Stasi Child | David Young | ebook: 2015, Pb: 2016 | Twenty7 | 400p | Review copy | Buy the book
It is 1974 and Berlin is a city divided. The risk that some are prepared to take to flee from East to West is well-known – and not just the risk to themselves but also to their families by association – and so it is a surprise to say the least when Oberleutenant Karin Müller and her deputy Werner Tilsner are called out one wintry night to take charge of the body of a young girl, killed while running not from East to West but from West to East. Müller and Tilsner work for the East German criminal police but it’s not unexpected when Klaus Jäger, a high-ranking officer from the state police, the infamous Stasi, takes charge of the case, especially when car tracks at the scene suggest that an official vehicle might have been involved. Further evidence suggests that this murder scene is not at all as it first appeared. As Jäger’s icey grip on the case tightens, Müller is left in such a precarious position that, in order to help find justice for the murdered girl, little more than a child, she must endanger far more than her career.
This is a cold, cold world into which we are immersed. It’s a bitterly chilly winter but the ice goes deeper. Karin’s marriage is in trouble, not helped by her attraction to her deputy, a charmer if ever there was one, but whereas Karin works for the authorities and believes in the ideology of her country, her husband does not. In fact, he’s had reason to hate it. He’s not shared any of this with his wife, just as she has carried on independently with her own life, but Karin has need to relearn her relationship with him, to get to know him again, the man he has become once the state had worked its harm.

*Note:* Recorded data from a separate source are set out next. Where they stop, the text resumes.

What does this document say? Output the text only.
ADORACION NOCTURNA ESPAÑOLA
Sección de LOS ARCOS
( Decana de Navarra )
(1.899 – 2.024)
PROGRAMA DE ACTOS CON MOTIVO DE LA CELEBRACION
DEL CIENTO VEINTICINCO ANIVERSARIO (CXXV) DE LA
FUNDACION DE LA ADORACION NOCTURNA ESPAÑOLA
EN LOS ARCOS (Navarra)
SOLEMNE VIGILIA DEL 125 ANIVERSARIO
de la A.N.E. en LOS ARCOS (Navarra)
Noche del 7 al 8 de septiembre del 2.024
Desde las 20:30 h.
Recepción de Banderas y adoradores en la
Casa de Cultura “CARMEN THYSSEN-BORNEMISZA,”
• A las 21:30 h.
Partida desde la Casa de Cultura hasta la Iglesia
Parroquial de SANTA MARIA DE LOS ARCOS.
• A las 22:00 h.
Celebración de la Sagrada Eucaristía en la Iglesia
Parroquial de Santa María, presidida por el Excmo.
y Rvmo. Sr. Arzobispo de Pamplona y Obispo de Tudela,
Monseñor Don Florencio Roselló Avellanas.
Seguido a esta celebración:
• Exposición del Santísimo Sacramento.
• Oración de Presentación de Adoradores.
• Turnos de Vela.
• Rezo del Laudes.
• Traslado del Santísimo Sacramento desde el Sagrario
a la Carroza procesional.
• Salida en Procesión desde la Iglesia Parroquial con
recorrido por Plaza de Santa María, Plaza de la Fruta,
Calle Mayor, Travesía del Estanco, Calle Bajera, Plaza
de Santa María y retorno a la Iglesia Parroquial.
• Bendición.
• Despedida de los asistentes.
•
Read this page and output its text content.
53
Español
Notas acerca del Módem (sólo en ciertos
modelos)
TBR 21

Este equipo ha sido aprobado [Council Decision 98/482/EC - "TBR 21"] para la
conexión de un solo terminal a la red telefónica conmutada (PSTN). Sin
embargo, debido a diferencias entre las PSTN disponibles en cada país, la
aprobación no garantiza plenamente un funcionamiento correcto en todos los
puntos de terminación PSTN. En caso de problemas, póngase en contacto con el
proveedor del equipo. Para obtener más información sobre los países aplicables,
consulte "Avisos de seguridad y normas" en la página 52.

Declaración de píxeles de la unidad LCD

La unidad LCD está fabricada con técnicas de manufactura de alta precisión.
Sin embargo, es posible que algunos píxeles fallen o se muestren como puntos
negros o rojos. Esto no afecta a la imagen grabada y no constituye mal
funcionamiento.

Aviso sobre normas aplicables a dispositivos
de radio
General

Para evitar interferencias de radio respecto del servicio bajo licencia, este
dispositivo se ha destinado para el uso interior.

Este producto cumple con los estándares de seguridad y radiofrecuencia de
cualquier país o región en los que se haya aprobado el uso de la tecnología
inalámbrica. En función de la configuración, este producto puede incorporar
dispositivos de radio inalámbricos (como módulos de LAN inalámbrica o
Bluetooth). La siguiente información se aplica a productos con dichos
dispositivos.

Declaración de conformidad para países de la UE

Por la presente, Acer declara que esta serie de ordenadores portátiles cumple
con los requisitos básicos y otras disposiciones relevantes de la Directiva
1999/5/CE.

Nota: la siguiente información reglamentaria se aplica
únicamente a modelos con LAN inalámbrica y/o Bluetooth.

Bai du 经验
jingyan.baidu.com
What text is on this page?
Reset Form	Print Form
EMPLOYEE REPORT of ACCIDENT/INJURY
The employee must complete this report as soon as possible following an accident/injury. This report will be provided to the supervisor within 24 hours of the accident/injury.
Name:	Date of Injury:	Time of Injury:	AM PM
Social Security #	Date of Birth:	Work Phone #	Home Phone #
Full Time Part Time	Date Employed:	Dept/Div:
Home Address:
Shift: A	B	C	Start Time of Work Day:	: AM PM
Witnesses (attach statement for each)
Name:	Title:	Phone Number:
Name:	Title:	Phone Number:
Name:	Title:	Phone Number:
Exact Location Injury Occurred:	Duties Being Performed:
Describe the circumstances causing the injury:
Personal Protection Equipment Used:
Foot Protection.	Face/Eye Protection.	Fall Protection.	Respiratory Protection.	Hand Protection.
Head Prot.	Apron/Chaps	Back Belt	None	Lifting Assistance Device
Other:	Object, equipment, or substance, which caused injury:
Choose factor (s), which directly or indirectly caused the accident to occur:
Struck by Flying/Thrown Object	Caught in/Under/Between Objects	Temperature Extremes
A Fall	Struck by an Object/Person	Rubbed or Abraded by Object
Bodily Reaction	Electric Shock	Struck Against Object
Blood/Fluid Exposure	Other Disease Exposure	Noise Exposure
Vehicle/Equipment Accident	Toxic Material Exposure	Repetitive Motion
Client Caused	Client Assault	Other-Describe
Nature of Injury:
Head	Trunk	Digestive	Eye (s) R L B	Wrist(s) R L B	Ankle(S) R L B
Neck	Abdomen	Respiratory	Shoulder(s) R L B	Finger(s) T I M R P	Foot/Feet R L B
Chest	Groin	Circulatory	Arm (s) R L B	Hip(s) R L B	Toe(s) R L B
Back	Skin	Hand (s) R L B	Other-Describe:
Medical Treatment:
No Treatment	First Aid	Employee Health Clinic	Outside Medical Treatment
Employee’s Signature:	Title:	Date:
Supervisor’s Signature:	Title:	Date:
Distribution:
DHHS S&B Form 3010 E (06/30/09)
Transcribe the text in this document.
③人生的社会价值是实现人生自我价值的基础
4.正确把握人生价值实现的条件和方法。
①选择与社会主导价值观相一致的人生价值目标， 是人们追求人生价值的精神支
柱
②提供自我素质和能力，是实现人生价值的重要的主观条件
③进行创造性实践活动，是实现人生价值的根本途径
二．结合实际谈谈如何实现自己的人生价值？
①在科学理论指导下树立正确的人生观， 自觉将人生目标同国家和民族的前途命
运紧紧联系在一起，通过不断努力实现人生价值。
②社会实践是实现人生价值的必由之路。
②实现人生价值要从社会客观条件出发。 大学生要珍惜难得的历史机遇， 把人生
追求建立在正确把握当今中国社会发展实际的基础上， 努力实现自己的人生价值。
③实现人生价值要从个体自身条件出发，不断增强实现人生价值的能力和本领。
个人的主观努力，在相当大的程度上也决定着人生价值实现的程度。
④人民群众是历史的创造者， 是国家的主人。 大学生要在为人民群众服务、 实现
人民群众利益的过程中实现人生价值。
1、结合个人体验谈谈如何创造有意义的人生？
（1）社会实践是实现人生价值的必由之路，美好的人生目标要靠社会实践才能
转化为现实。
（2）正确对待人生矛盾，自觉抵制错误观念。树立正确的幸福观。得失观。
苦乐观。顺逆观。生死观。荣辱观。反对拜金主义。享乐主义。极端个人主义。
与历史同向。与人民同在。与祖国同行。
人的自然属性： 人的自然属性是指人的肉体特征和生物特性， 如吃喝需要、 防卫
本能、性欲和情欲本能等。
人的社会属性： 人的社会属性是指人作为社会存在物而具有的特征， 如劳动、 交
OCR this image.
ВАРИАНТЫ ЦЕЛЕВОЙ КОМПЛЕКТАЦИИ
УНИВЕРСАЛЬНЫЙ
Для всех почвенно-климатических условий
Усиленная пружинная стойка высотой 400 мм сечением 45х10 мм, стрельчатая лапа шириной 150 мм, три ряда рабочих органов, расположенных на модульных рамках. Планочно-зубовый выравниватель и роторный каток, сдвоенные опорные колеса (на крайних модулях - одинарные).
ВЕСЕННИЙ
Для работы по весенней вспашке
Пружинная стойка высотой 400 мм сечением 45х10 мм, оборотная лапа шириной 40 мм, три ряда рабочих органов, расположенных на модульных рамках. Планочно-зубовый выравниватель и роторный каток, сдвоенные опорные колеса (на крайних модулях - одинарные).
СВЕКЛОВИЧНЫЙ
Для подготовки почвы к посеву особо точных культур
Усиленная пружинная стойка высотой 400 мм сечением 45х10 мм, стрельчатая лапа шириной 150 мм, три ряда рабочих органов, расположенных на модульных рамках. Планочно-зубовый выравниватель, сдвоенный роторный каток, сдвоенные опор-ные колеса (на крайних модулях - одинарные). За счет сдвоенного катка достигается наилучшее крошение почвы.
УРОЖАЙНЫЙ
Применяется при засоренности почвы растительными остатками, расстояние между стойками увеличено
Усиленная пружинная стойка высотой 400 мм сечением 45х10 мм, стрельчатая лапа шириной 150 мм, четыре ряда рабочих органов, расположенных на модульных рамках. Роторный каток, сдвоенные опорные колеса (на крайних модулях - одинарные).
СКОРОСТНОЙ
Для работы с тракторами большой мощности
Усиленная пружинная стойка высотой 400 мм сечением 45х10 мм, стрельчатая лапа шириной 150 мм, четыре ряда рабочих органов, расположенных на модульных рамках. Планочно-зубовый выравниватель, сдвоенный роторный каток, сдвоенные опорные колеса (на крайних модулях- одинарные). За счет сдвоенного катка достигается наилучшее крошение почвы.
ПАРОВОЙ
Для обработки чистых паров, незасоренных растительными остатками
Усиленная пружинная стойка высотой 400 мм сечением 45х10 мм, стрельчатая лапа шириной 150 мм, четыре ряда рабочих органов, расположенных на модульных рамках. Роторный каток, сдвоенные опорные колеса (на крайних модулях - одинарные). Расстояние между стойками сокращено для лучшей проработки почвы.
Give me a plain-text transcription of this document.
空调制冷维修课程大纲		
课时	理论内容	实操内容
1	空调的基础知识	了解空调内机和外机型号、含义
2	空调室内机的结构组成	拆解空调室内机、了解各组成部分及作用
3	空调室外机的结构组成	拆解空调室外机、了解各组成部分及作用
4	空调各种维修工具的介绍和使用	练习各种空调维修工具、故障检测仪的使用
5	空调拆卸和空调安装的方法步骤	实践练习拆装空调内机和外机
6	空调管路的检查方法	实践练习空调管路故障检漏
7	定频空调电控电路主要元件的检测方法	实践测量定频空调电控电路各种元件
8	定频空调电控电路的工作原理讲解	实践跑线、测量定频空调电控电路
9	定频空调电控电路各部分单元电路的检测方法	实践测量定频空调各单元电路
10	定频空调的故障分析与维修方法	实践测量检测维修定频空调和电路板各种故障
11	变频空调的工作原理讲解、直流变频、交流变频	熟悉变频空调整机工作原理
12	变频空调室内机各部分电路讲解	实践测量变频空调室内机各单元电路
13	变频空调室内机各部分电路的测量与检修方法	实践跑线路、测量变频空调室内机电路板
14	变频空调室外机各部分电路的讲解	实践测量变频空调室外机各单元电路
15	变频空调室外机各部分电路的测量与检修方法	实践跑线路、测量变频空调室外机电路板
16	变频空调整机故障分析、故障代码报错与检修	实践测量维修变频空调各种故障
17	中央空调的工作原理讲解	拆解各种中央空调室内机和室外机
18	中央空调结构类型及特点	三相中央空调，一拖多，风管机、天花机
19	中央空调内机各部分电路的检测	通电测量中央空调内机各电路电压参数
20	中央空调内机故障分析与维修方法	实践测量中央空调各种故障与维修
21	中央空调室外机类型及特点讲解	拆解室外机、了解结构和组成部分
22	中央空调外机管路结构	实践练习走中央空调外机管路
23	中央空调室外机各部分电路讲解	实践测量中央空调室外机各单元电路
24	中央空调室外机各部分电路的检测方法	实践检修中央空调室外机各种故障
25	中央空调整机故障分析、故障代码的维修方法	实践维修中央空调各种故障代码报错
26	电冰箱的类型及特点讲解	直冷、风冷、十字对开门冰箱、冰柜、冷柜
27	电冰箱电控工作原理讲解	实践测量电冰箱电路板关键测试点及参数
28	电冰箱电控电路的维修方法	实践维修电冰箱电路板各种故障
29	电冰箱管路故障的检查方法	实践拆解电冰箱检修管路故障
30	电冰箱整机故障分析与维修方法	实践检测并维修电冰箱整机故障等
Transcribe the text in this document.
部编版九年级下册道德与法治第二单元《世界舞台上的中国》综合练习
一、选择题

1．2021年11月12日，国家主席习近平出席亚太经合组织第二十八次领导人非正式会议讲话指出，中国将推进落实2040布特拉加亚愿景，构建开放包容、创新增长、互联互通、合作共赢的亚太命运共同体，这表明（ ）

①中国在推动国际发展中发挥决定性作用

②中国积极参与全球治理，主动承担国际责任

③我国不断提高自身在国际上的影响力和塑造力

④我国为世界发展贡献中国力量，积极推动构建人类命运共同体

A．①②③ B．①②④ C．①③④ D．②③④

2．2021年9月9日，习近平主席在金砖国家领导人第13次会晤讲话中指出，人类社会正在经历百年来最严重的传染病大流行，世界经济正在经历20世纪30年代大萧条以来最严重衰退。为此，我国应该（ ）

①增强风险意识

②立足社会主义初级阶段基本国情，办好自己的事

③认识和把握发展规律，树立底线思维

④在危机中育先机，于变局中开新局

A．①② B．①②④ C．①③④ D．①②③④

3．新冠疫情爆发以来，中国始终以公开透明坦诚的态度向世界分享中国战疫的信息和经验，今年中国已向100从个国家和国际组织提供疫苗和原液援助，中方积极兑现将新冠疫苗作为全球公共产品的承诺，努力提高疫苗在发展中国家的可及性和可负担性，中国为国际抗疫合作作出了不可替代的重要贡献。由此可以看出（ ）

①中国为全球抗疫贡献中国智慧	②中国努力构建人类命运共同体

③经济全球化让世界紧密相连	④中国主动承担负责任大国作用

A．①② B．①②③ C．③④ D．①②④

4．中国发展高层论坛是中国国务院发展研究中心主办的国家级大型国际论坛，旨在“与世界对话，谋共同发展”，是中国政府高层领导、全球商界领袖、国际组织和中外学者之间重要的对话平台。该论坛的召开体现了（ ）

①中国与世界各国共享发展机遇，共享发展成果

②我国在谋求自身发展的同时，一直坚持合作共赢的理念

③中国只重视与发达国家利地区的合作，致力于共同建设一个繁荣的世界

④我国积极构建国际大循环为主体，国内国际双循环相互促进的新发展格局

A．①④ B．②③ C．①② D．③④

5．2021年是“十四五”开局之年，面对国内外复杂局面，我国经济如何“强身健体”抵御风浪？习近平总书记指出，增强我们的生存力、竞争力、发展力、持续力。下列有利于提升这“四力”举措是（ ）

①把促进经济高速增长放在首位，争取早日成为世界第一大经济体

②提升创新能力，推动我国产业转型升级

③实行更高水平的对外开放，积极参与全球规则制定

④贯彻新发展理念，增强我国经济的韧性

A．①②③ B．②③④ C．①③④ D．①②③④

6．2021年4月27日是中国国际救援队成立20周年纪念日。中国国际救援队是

The story alternates between two stories – Karin’s investigation (as well as her relationship with her husband) and the first-hand account of Irma, a teenage girl trapped in a reform school in an isolated and especially cold part of East Germany. Chillingly, the building was once a holiday complex built by Hitler. Irma’s story presents a further harrowing side to the dystopian nightmare of the DDR and adds an urgency to Karin’s investigations as the two narratives wind their way together.
Stasi Child is a deeply atmospheric and haunting read. The oppression of the state lies heavily over the characters and over the whole novel. With no doubt at all, this is such a fascinating time and there is an undeniable thrill in reading about the Wall (otherwise known as the Anti-Fascist Barrier) and its checkpoints, with the lure of the West just metres away. I love Berlin and it’s a fabulous place to explore. This book made me want to head straight back to it. Stasi Child captures the mood of the time, place and ideology brilliantly. It also brings to the fore the sadness and melancholy – the drabness and despair – that some endured during these days. Until some of them could endure it no longer.
The mystery is such a good one and there is plenty of suspense and tension as events unfold. But this is mixed with a fair amount of tragedy, making it a thoughtful read as well as a gripping one. The characters of Karin, Irma and Karin’s husband are especially well drawn. It’s hard not to suffer with them, or worry for them, and that makes some sections of the novel painful, brutal, but all the more rewarding.
I love a novel that evokes so well a lost time and place, especially when mixing it up with an intriguing plot and strong characters. Perfect, really. The fact that Stasi Child is a debut novel makes it all the more remarkable. I really hope Karin Müller returns, and in the not too distant future.